Prerana’s story

 
 

Prerana and Prithvi 

Prerana shares how she is learning to deal with the death of her older brother Prithvi. 


 

Prerana was 17 years old when brother Prithvi died aged 21. He left home one day and never returned. 

“There was a fight, which was on my graduation day from High School. I was 17 and that was the last time I ever saw of him. He left home after the heated argument with my parents and I never saw him after that.” 

Prerana and her family spent a year thinking Prithvi was missing before they discovered he had died 10 days after he left home.  

“That whole year was quite confusing and traumatic, so we had to put up on our walls and try to protect the family in case he did want to come back.” 

“We had no idea. We had the cops search for him, and we had a lot of people come in and morph his pictures and say they had found him and can we get some money.” 

“What we found out was that he passed away 10 days after he left. It was really sad to hear all of it. He basically left home with just one pair of clothing and no money. He felt like he was a burden, and he felt like he was deserving of not wanting to live anymore.  

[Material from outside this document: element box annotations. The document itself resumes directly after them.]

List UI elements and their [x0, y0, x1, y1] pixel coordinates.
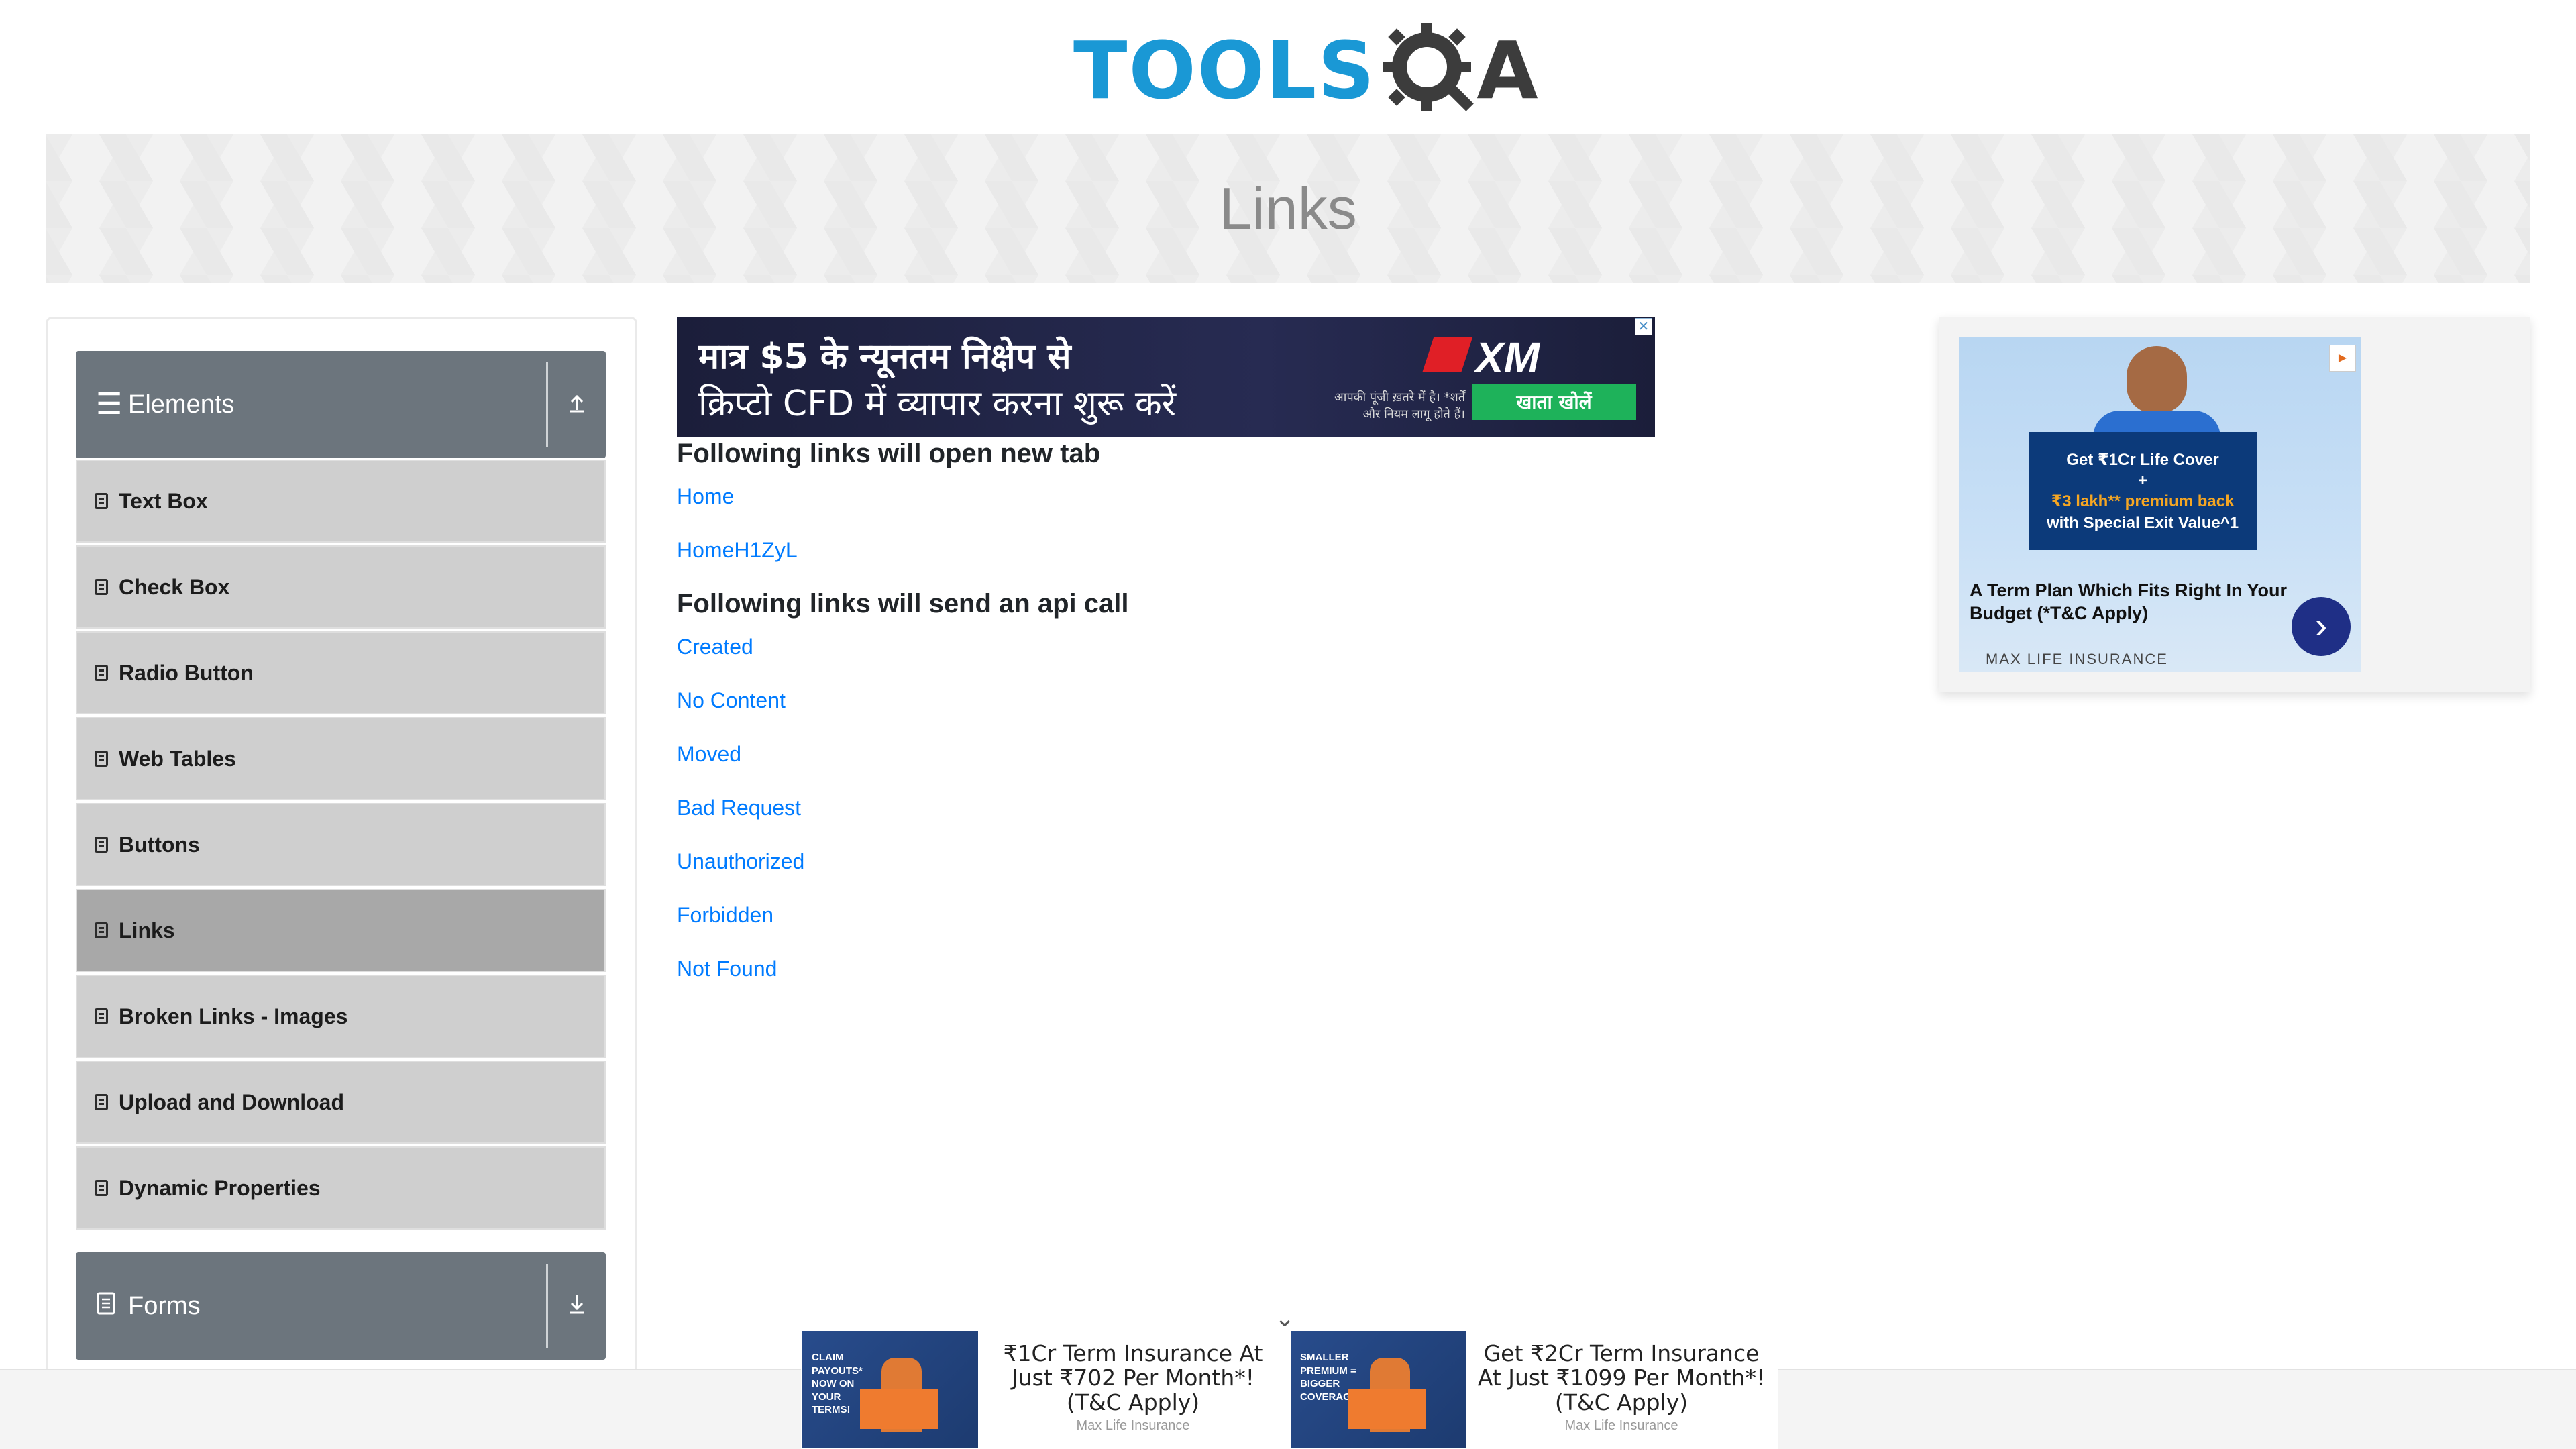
offer-line: +	[2137, 472, 2147, 490]
sidebar-item-broken-links-images[interactable]: Broken Links - Images	[76, 975, 606, 1058]
toolsqa-logo[interactable]: TOOLS A	[1073, 20, 1538, 121]
sidebar-item-dynamic-properties[interactable]: Dynamic Properties	[76, 1146, 606, 1230]
logo-suffix: A	[1477, 24, 1538, 117]
link-unauthorized[interactable]: Unauthorized	[677, 849, 804, 874]
bottom-ad-2[interactable]: SMALLER PREMIUM = BIGGER COVERAGE Get ₹2…	[1289, 1330, 1778, 1449]
collapse-arrow-up-icon[interactable]	[548, 391, 606, 419]
collapse-chevron-icon[interactable]: ⌄	[1275, 1304, 1295, 1332]
ad-subheadline: क्रिप्टो CFD में व्यापार करना शुरू करें	[698, 384, 1177, 424]
offer-line: with Special Exit Value^1	[2046, 513, 2239, 532]
open-account-button[interactable]: खाता खोलें	[1472, 384, 1636, 420]
sidebar-item-label: Dynamic Properties	[119, 1175, 321, 1200]
ad-disclaimer: आपकी पूंजी ख़तरे में है। *शर्तें और नियम…	[1334, 390, 1465, 422]
link-home-dynamic[interactable]: HomeH1ZyL	[677, 538, 798, 563]
group-label: Forms	[128, 1291, 201, 1320]
list-item-icon	[95, 1008, 108, 1024]
logo-text: TOOLS	[1073, 24, 1377, 117]
sidebar-group-elements[interactable]: ☰ Elements	[76, 351, 606, 458]
adchoices-icon[interactable]: ▶	[2329, 345, 2356, 372]
sidebar-item-buttons[interactable]: Buttons	[76, 803, 606, 886]
ad-brand: Max Life Insurance	[1564, 1418, 1678, 1433]
new-tab-links-heading: Following links will open new tab	[677, 439, 1101, 468]
ad-headline: मात्र $5 के न्यूनतम निक्षेप से	[698, 337, 1071, 377]
gear-magnifier-icon	[1380, 20, 1481, 121]
ad-next-arrow-icon[interactable]: ›	[2292, 597, 2351, 656]
ad-thumbnail: CLAIM PAYOUTS* NOW ON YOUR TERMS!	[802, 1331, 978, 1448]
list-item-icon	[95, 751, 108, 767]
sidebar-item-radio-button[interactable]: Radio Button	[76, 631, 606, 714]
sidebar-group-forms[interactable]: Forms	[76, 1252, 606, 1360]
form-icon	[96, 1291, 123, 1321]
ad-brand: MAX LIFE INSURANCE	[1986, 651, 2168, 667]
ad-creative: ▶ Get ₹1Cr Life Cover + ₹3 lakh** premiu…	[1959, 337, 2361, 672]
ad-brand: XM	[1475, 333, 1540, 382]
sidebar-item-check-box[interactable]: Check Box	[76, 545, 606, 629]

“My parents told me a year later that they found him on the railway tracks in a distant town far away from home. But we don’t really know if it was suicide or if it was a mistake. We don’t know anything; we just know he passed 10 days later.”

 
 

“It felt like there was no closure at all. He just left home and never came back. “

 
 
 

In the years that followed Prithvi’s death, Prerana’s said her family struggled to come to terms with what had happened and didn’t talk about their emotions.  

“I felt completely alone. I didn’t have time to grief, I didn’t have time to understand what was happening. It also meant I lost my parents the same day because they stopped being themselves. The whole concept of family was gone.” 

“My father went into alcoholism after that. Everyone’s walls just started breaking in the worst ways possible.” 

Growing up, Prerana and her brother were really close. They used to share the same room and she always looked up to him.   

“It was always my brother and I; he was a big influence on me growing up in terms of everything I like now. We bonded over music, or food, or art, and I would say a lot of influences from him are still really dominant now.” 

Prerana said she didn’t really have any support for the first five or six years. It wasn’t until she went to therapy that she started to get support to deal with her grief. 

“That’s when I realised that grief is not linear, and you don’t know when it hits. It comes in waves, so I can’t say that I have fully healed. It’s an ongoing process that I’ve accepted will be a part of my life forever so that has made it easier.” 

She shares this advice for anyone who is also grieving for their brother or sister. 

“You don’t need to immediately and distinctively be the strong one or put up these walls. Allow yourself to be vulnerable and to process those immediate emotions. As okay as it is to love someone profoundly and openly, it is also as okay to grieve their absence.” 

“That’s something I didn’t do very well. I thought I had to be strong, and I completely shut it off. But that does break at some point. So, I would say be accepting of our own self and allowing for whatever comes.”